Brazil votes in tight presidential runoff split along class lines
Brazil votes in tight presidential runoff split along class lines
Source: Reuters - Sun, 26 Oct 2014 06:00 GMT
By Paulo Prada
RIO DE JANEIRO, Oct 26 (Reuters) - Brazilians vote on Sunday in a bitterly-contested election that pits a leftist president with strong support among the poor against a centrist senator who is promising pro-business policies to jumpstart a stagnant economy.
Polls give a slight edge to incumbent Dilma Rousseff, 66, who is seeking a second four-year term. Her Workers' Party has held power for 12 years and leveraged an economic boom to expand social welfare programs and lift over 40 million people from poverty.

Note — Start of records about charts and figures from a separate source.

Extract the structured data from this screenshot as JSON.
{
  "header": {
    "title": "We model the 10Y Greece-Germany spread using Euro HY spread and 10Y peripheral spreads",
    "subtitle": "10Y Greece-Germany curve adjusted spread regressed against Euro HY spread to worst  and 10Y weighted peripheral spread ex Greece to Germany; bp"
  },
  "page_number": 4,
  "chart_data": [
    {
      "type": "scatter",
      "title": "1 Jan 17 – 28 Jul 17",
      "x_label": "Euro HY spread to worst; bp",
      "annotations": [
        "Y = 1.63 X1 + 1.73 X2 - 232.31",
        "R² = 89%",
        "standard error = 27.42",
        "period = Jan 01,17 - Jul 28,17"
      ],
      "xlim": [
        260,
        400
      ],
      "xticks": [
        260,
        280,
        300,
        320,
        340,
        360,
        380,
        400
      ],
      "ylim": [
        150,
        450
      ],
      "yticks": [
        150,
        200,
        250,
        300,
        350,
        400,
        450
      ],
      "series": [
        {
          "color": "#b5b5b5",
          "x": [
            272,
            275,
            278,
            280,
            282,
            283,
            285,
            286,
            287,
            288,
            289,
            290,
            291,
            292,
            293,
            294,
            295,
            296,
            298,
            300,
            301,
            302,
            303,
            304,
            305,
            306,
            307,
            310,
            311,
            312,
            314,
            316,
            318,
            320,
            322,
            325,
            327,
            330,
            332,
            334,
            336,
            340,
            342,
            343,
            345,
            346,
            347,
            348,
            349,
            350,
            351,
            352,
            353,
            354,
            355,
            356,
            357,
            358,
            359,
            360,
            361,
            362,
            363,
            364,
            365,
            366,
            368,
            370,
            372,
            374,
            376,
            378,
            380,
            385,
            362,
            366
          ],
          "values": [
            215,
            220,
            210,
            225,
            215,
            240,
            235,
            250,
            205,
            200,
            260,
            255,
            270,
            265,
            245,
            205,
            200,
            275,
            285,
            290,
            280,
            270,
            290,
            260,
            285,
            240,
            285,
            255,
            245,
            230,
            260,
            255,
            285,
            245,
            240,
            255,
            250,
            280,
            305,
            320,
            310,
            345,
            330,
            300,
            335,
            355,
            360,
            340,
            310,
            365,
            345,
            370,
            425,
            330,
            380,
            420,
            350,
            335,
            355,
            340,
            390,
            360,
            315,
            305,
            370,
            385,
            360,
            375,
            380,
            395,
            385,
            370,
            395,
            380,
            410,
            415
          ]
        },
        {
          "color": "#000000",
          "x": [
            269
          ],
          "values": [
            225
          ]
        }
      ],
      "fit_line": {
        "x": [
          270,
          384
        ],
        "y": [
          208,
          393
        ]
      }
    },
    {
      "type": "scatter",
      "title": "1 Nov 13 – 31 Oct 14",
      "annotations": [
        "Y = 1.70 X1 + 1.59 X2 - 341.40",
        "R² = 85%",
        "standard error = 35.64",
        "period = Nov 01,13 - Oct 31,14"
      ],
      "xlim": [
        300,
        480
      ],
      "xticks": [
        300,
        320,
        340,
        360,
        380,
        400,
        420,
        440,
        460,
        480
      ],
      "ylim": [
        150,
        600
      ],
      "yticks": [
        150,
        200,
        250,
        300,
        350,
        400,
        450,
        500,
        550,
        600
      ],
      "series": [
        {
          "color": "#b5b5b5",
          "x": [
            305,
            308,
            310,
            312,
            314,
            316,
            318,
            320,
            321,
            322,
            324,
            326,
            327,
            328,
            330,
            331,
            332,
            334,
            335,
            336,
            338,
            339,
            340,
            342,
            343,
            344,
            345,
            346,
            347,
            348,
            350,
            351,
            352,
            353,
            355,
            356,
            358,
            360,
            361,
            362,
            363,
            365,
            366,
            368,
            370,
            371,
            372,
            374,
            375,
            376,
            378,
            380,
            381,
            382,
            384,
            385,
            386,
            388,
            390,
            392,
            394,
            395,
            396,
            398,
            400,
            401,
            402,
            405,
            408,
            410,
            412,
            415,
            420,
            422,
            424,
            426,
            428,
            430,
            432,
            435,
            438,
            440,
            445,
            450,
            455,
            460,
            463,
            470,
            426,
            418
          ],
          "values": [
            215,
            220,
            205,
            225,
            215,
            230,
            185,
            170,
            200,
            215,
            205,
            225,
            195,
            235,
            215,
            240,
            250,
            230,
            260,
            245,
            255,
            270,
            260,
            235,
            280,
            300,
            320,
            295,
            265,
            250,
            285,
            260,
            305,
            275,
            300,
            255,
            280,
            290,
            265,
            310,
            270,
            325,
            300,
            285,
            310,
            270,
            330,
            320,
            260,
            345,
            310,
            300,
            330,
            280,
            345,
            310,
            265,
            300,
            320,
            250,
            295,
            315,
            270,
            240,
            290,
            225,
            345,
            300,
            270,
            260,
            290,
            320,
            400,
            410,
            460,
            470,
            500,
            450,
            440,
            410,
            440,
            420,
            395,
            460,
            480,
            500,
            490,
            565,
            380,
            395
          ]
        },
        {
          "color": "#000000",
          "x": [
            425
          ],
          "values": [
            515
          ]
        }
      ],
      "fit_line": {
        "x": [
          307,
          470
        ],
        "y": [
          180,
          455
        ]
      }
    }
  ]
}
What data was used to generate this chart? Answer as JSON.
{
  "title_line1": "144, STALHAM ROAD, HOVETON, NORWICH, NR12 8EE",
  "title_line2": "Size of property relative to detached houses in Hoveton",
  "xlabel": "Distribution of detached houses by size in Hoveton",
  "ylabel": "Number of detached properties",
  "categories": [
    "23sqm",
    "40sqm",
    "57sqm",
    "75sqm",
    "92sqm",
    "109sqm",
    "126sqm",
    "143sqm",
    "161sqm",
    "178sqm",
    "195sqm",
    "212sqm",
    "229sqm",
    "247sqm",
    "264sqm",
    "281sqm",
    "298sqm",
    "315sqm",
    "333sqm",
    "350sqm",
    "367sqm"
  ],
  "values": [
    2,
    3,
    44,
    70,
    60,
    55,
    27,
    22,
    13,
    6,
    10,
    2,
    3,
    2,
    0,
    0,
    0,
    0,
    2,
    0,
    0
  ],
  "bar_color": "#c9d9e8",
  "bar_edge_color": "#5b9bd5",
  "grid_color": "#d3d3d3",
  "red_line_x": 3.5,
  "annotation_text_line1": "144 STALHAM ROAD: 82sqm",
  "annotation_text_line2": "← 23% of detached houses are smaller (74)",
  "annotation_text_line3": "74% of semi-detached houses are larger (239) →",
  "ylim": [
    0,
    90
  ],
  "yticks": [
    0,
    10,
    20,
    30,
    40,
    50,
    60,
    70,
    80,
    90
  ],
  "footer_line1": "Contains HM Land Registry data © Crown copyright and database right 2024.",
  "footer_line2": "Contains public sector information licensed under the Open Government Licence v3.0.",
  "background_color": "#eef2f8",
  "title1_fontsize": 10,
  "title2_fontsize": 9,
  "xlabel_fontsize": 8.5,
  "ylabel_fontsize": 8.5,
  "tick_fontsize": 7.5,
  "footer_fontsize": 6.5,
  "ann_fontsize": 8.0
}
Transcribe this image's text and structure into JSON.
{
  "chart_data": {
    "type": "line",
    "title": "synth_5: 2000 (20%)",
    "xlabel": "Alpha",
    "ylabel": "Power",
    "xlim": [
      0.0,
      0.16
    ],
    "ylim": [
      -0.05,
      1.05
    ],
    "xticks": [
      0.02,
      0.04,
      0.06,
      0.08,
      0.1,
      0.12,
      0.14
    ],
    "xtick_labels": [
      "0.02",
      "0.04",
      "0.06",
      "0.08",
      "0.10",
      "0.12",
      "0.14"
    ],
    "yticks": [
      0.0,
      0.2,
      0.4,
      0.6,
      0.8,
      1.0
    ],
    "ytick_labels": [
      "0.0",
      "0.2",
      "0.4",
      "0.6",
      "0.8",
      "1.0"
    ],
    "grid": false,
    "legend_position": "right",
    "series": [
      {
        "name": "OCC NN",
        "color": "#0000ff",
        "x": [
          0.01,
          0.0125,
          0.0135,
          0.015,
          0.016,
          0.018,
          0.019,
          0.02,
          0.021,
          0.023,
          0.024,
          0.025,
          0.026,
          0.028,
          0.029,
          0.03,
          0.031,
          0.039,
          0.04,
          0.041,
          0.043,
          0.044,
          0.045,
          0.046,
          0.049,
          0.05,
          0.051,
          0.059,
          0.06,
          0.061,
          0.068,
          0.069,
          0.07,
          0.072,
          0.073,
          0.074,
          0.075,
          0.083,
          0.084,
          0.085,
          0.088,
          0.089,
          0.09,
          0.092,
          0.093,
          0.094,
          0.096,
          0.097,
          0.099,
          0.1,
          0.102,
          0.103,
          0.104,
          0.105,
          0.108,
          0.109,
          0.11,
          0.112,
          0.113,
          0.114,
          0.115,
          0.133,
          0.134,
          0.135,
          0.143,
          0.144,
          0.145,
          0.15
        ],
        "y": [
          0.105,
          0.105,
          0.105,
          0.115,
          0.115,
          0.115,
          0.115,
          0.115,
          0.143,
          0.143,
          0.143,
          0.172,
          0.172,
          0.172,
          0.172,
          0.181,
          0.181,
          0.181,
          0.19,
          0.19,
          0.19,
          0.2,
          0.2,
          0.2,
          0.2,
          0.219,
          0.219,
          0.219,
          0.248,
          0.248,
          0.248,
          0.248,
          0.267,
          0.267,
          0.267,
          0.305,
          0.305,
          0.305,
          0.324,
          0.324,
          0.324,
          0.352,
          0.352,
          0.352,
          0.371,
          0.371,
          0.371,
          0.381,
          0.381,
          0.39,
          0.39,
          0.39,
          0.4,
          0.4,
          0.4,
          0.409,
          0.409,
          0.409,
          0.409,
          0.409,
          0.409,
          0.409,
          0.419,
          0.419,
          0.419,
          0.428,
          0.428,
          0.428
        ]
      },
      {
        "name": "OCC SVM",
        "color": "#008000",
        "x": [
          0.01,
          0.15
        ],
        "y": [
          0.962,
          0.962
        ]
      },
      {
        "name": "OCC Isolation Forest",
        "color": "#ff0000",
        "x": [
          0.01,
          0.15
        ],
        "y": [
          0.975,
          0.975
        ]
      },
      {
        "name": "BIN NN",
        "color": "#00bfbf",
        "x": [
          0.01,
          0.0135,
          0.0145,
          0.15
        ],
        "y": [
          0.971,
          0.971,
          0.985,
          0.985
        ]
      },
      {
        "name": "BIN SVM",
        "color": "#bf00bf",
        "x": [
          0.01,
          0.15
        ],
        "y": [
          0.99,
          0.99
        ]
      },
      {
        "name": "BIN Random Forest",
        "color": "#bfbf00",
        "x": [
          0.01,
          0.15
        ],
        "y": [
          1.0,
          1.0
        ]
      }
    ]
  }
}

But many voters believe Aecio Neves, a 54-year-old former state governor with strong support among upper-middle class and wealthy Brazilians, offers a much-needed change of the guard for Latin America's biggest economy. A decade of growth peaked at 7.5 percent in 2010 and has flagged since Rousseff took office.
Despite acrimonious finger pointing and corruption scandals that have characterized the campaign since a first-round vote on Oct. 5, voters are likely to be divided between those who feel better off than they did before the Workers' Party took office and those who believe its reign, no matter how successful, is no longer producing results.